Clide muttered an impatient “stuff and nonsense!” Was she likely to perish herself such a night as this [pg 745] playing hide-and-seek for their amusement—she that could not bear a breath of cold? Even crossing through a fireless room she would shiver like an aspen. The admiral grunted something about “deserving to be whipped,” and turned to his zigzag promenade again.
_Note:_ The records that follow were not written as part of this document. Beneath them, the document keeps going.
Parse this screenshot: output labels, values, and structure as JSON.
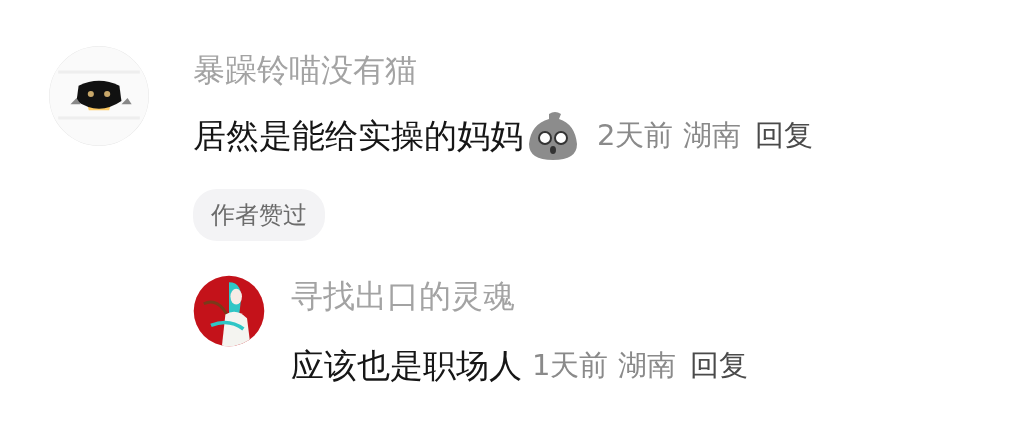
{
  "comments": [
    {
      "author": "暴躁铃喵没有猫",
      "text": "居然是能给实操的妈妈",
      "emoji": true,
      "time": "2天前",
      "region": "湖南",
      "reply": "回复",
      "badge": "作者赞过",
      "replies": [
        {
          "author": "寻找出口的灵魂",
          "text": "应该也是职场人",
          "emoji": false,
          "time": "1天前",
          "region": "湖南",
          "reply": "回复"
        }
      ]
    }
  ]
}
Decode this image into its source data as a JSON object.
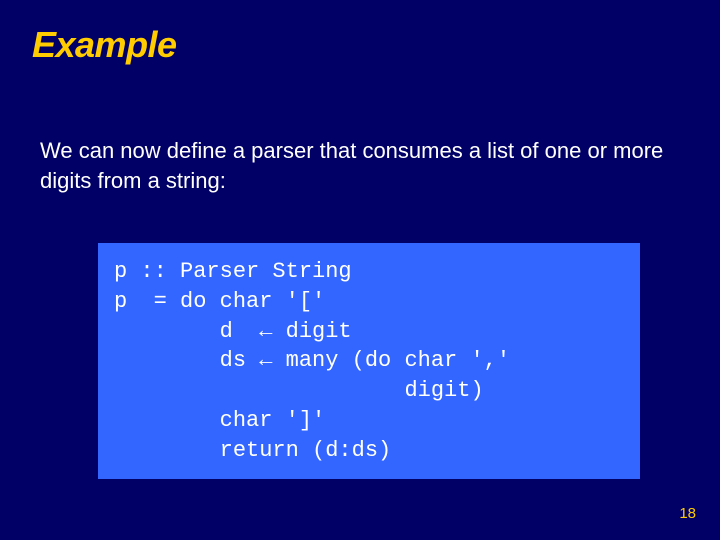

Stanton and some of the other men-servants had gone out to scour the park and the gardens; they had been absent now long enough to have discovered something, if there was anything to discover, but the stars made no answer to their calling. “Madame! Mistress!” they shouted, till at last they gave it up, and retraced their steps to the house. Clide had been going to the window in a restless way, looking out into the night, and listening as if he expected to hear the silence send him back some sign. It was impossible to say whether he believed the least bit in the hide-and-seek theory, whether he had a lingering hope of hearing Isabel call out to him or appear from some corner, or whether he was just in that condition of mind that precludes alike sitting still or doing something. He might be excited by hope, or he might be stupefied by despair. He was as white as ashes, and came and went with the quick, unsteady gait of a man who has lost his self-command, and is swayed only by the force of some terrible emotion. Clide's face was a fine, manly one; it would have been noble but for the weakness of the chin and a certain tremulous movement of the lower lip—perhaps of both; for the upper one was shaded by a light-brown moustache that prevented you seeing whether it had the firmness that would have redeemed the lower one. The eyes were expressive, rather sleepy when the face was in repose; but they woke up with flashes of lightning when he was excited, and transfigured the whole countenance into one of energy and power. There was no need to be a physiognomist to judge of the character of such a face. The most unskilled observer could read it like a book. There were all the elements of a stormy life there—passive strength, and passions that needed only a spark to kindle them into a flame; a man who, as he was taken, would be as easily led as a lamb or as intractable as a young hyena. He had started in life with the fixed purpose of steering clear of storms, of saving himself trouble and avoiding fuss. Poor Clide! Life, he fancied, had a lake of oil at the entrance of the wide sea where storms blew and waves roared angrily, and he had made up his mind to anchor in the lake, and never venture beyond its peaceful margin.
The servants had come back—those that had been scouring the park—and the others, who had been slamming doors all through the house, were congregating in twos and threes upon the stairs leading to the broad landing off which their young mistress' room stood, its door wide open, with a dismal, vacant air about it already.